Christian couple to sue gay couple

Funny story written by IN SEINE

Thursday, 20 January 2011

image for Christian couple to sue gay couple
View of the Pink Emerald guesthouse from the boathouse side of the lake

Hezekiah and Deborah Bookbasher from Taunton decided to go for a weekend break at a guest house in the Lake District. The Bookbashers who have been married for 25 years wanted to make this weekend very special because it was the anniversary of their wedding day - they even booked a church to renew their vows, made all those years ago.

Deborah Bookbasher telephoned the guest home which is run by Michael Fitzpatrick and Patrick Fitzmichael, who just happen to be 2 gay Irishmen in a civil partnership and booked a double room for the weekend and she even asked if she could bring her dog.

She told In Seine News: "I think he said his name was Michael when he answered the phone. He was very, very courteous and gently spoken and had a very soothing Irish brogue, which I found quite attractive.

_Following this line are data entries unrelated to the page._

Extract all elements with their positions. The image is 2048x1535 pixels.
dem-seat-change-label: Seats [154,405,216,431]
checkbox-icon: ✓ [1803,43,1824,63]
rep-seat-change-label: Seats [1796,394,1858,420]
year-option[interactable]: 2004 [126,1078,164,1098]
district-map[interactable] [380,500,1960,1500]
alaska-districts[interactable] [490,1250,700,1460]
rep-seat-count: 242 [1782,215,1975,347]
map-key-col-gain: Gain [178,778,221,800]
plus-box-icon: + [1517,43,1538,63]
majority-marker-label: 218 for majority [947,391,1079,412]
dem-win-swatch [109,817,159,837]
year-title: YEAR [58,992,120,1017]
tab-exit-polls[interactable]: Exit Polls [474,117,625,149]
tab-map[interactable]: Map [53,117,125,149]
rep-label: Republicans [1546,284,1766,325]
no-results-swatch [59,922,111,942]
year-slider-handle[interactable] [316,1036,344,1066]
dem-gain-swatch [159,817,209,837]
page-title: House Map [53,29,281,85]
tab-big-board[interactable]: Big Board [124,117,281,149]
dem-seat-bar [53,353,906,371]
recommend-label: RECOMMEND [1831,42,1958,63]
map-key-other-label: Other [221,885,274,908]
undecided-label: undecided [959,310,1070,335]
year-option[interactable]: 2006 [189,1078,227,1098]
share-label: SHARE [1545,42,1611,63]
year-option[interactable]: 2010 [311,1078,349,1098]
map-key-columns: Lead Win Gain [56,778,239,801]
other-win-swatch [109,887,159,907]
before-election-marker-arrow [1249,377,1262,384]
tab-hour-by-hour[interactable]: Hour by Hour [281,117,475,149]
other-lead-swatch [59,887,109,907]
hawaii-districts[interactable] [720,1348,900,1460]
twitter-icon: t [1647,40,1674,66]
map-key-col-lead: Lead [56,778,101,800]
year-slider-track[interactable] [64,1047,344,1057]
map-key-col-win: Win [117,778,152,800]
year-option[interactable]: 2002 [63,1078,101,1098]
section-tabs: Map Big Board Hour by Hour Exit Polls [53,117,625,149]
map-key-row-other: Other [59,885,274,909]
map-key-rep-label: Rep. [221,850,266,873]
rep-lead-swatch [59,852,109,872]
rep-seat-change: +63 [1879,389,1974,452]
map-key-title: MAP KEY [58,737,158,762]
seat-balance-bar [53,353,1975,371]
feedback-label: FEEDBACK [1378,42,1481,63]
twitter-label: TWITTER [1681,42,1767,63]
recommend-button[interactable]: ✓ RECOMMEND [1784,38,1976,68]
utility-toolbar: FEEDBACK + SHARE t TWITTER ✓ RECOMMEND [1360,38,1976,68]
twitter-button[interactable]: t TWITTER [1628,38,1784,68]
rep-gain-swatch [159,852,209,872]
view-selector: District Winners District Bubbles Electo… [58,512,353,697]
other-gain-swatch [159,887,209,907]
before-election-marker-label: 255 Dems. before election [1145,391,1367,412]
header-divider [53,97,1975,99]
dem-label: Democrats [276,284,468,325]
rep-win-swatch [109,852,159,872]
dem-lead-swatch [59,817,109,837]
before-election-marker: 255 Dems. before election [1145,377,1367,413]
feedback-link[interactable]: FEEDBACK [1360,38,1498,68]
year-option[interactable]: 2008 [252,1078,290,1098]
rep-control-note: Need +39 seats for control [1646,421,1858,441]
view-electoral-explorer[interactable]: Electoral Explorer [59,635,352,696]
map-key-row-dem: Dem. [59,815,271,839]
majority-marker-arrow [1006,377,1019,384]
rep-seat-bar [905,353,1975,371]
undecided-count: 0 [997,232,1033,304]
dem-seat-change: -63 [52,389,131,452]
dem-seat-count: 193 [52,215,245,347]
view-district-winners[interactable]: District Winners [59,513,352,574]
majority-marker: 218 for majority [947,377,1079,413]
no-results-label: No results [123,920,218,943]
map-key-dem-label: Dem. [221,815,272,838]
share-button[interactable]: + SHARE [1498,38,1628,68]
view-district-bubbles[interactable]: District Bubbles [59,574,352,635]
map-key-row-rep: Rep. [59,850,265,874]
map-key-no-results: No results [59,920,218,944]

He told me that on that particular weekend, several rooms would be available and to help us celebrate our anniversary, he would allow us to have the bridal suite for a 20% discount. It was an offer I could not refuse!"

"When the big day came, my husband and I travelled north to the Lake District - it must have taken us a good 5 hours. We located the guest house on the shores of Waste Water - it was a three-storey house painted in bright pink. I looked at Hezekiah and Hezekiah looked at me and I can remember crying "Oh Lord, what have you got us into?"

"You see, we are both devout Christians and do our best to show Jesus at work in our lives. We strongly believe that people can see the difference without the need for preaching - it puts people's backs up! In all our 25 years, we have seen scores of people drawn to us like moths to a candle and they just ask us questions about what we believe - such charisma is the work of the Holy Spirit. You do not need to ram it down people's throats. This is our ministry."

"We unloaded the car and carried our belongings on the gravel drive to the house. You won't believe this, but we still have the same wedding dress and suit that we had 25 years ago and guess what? They still fit. Even after all these years we have not put on any weight. We have even been using the same Bibles throughout all our married life. We truly cherish the word of God!"

"As soon as we entered the premises we were met by a small fellow with red hair who said: "the top of the morning to ya an' welcome to the 'Pink Emerald' guesthouse... an' what are your names?" I immediately recognised him as the man I spoke to on the telephone because of his mellow Irish tones."

"I said "I'm Deborah Bookbasher and this is my husband Hezekiah; I spoke to you on the phone the other day and we've come all the way from Taunton." Michael listened to me intently with one hand on his hip and the other one on his chin, whilst staring at my husband who was loaded with wedding paraphernalia, and of course, our cherished bibles."

"I noticed that his expression changed very quickly."

"It was then he gave us some alarming news; "I'm very sorry, but we cannot allow practicing Christians into our guesthouse!"

"This news was so shocking that I burst out crying. Wouldn't you? After a 5 hour drive, this was too much and it had totally ruined our weekend. However, we both refused to allow defeat to conquer us. We both had the deep conviction that God would provide for us. All we could do was to leave the guesthouse and find an alternative place to stay."

"The fact was God did provide for us; he found this beautiful boathouse for us, just across the lake whose proprietors just happened to be Christians too - the Lord does work in mysterious ways!"

"But out of principle, we intend taking legal action against them and suing for damages. Any claims awarded to us (and it could reach thousands of pounds) will be given to the poor and needy, such as vaccinating 100,000 African children.

"I wonder if we'll win? "

"Jesus did say Christians will be persecuted! "

Stonewall made no comment.

The funny story above is a satire or parody. It is entirely fictitious.